Trump su Gerusalemme ha ragione.
Apriti cielo! La dichiarazione con cui Donald Trump ha riconosciuto che Gerusalemme è la capitale d’Israele è stata accolta da un coro di critiche. Non è piaciuta, ovvio, ai palestinesi, non è piaciuta, altrettanto ovviamente, ai Paesi arabi. Ma non è piaciuta neppure agli alleati occidentali di Israele e allo stesso establishment diplomatico americano: l’assenza del segretario di Stato americano Tillerson dalla stanza della Casa Bianca da dove Trump ha letto sul teleprompter gli 11 minuti di discorso suona come una netta presa di distanza.
Eppure, Trump su Gerusalemme ha ragione e tutti gli altri torto. Gerusalemme è la capitale d’Israele da 70 anni. Dalla fondazione dello Stato, ospita la sede del governo, del Parlamento, della Corte suprema, ovvero i tre poteri (esecutivo, legislativo e giudiziario) che costituiscono i pilastri di una democrazia. Il Congresso americano, con un voto bipartisan, ha approvato nel lontano 23 ottobre del 1995 il Jerusalem Embassy Act, una legge che dispone lo spostamento dell’ambasciata statunitense dal lungomare di Tel Aviv alle colline di Gerusalemme ovest. Il rinvio dell’attuazione di questa decisione non ha dato – come ora si vuol far credere – più frecce all’arco della diplomazia americana. Lo dimostra il fallimento del più serio tentativo di forgiare un accordo di pace, quello compiuto da Bill Clinton. E chi avesse dubbi sulle responsabilità di Arafat nel naufragio del processo di pace di Camp David, si rilegga le memorie dell’ex presidente americano che ne fu l’artefice.
E’ patetico lo sforzo di molti commentatori di dimostrare che la mossa di Trump comprometterebbe il processo di pace. Ma scherziamo? Chi lo scrive non ha il senso del ridicolo? Processo di pace! Chi ne ha visto un barlume batta un colpo. Non c’è processo di pace alcuno, e non ci sarà ancora per molto tempo, fino a quando le leadership dei due popoli non mostreranno una onesta determinazione di volerlo perseguire.

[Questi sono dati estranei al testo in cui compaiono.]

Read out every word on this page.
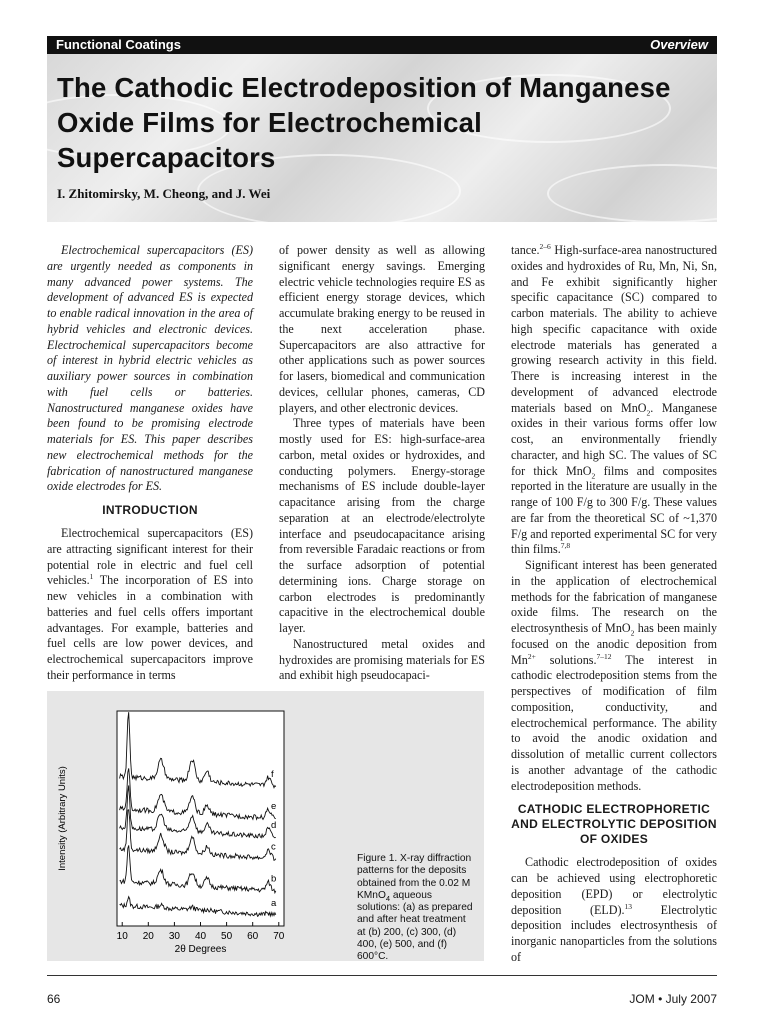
Functional Coatings	Overview
The Cathodic Electrodeposition of Manganese Oxide Films for Electrochemical Supercapacitors
I. Zhitomirsky, M. Cheong, and J. Wei

Electrochemical supercapacitors (ES) are urgently needed as components in many advanced power systems. The development of advanced ES is expected to enable radical innovation in the area of hybrid vehicles and electronic devices. Electrochemical supercapacitors become of interest in hybrid electric vehicles as auxiliary power sources in combination with fuel cells or batteries. Nanostructured manganese oxides have been found to be promising electrode materials for ES. This paper describes new electrochemical methods for the fabrication of nanostructured manganese oxide electrodes for ES.

INTRODUCTION

Electrochemical supercapacitors (ES) are attracting significant interest for their potential role in electric and fuel cell vehicles.$^1$ The incorporation of ES into new vehicles in a combination with batteries and fuel cells offers important advantages. For example, batteries and fuel cells are low power devices, and electrochemical supercapacitors improve their performance in terms

of power density as well as allowing significant energy savings. Emerging electric vehicle technologies require ES as efficient energy storage devices, which accumulate braking energy to be reused in the next acceleration phase. Supercapacitors are also attractive for other applications such as power sources for lasers, biomedical and communication devices, cellular phones, cameras, CD players, and other electronic devices.

Three types of materials have been mostly used for ES: high-surface-area carbon, metal oxides or hydroxides, and conducting polymers. Energy-storage mechanisms of ES include double-layer capacitance arising from the charge separation at an electrode/electrolyte interface and pseudocapacitance arising from reversible Faradaic reactions or from the surface adsorption of potential determining ions. Charge storage on carbon electrodes is predominantly capacitive in the electrochemical double layer.

Nanostructured metal oxides and hydroxides are promising materials for ES and exhibit high pseudocapaci-

tance.$^{2-6}$ High-surface-area nanostructured oxides and hydroxides of Ru, Mn, Ni, Sn, and Fe exhibit significantly higher specific capacitance (SC) compared to carbon materials. The ability to achieve high specific capacitance with oxide electrode materials has generated a growing research activity in this field. There is increasing interest in the development of advanced electrode materials based on MnO$_2$. Manganese oxides in their various forms offer low cost, an environmentally friendly character, and high SC. The values of SC for thick MnO$_2$ films and composites reported in the literature are usually in the range of 100 F/g to 300 F/g. These values are far from the theoretical SC of ~1,370 F/g and reported experimental SC for very thin films.$^{7,8}$

Significant interest has been generated in the application of electrochemical methods for the fabrication of manganese oxide films. The research on the electrosynthesis of MnO$_2$ has been mainly focused on the anodic deposition from $Mn^{2+}$ solutions.$^{7-12}$ The interest in cathodic electrodeposition stems from the perspectives of modification of film composition, conductivity, and electrochemical performance. The ability to avoid the anodic oxidation and dissolution of metallic current collectors is another advantage of the cathodic electrodeposition methods.

CATHODIC ELECTROPHORETIC AND ELECTROLYTIC DEPOSITION OF OXIDES

Cathodic electrodeposition of oxides can be achieved using electrophoretic deposition (EPD) or electrolytic deposition (ELD).$^{13}$ Electrolytic deposition includes electrosynthesis of inorganic nanoparticles from the solutions of

10 20 30 40 50 60 70
2θ Degrees
Intensity (Arbitrary Units)
a
b
c
d
e
f
Figure 1. X-ray diffraction patterns for the deposits obtained from the 0.02 M KMnO$_4$ aqueous solutions: (a) as prepared and after heat treatment at (b) 200, (c) 300, (d) 400, (e) 500, and (f) 600°C.
66	JOM • July 2007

Detto ciò, l’annuncio di Trump va messo nella dovuta prospettiva. Riconoscendo Gerusalemme quale capitale d’Israele, il capo della Casa Bianca non ne ha demarcato i confini. Ha ribadito, al contrario, quella che è la tradizionale linea della diplomazia americana: spetta a israeliani e palestinesi stabilire col negoziato i confini reciproci e risolvere le dispute territoriali, Gerusalemme inclusa. Per questo, sarebbe auspicabile che le forti e contrastanti emozioni legittimamente suscitate dalle parole del Presidente americano – gioia in Israele e rabbia nei Territori palestinesi – si spegnessero e lasciassero il posto valutazioni più ponderate.
Chi, da una parte e dall’altra, con rammarico o soddisfazione, ritene che Trump abbia messo di fatto la pietra tombale sull’unica soluzione del conflitto possibile, quella basata sulla formula “due Stati per due popoli”, potrebbe presto o tardi dover fare i conti con il suo volto del capo dellas Casa Bianca, quello dell’uomo d’affari, per il quale tutto è negoziabile e un compromesso è sempre possibile, basta pagare il giusto prezzo. La formula “uno stato” – verso la quale paradossalmente ma non troppo convergono gli opposti estremismi – è palesemente una non soluzione. perpetuerebbe esacerbandolo il conflitto attuale. A mantenere viva la speranza, una costatazione. Anche in questi anni di stallo, la cooperazione sul terreno della sicurezza tra l’esercito israeliano e le forze di polizia dell’Autorità palestinese, che non si è interrotta se non per brevi periodi, ha evitato, nell’interesse reciproco, il dilagare della violenza. Da questa realtà, si dovrà prima o poi ripartire. Leader coraggiosi cercasi.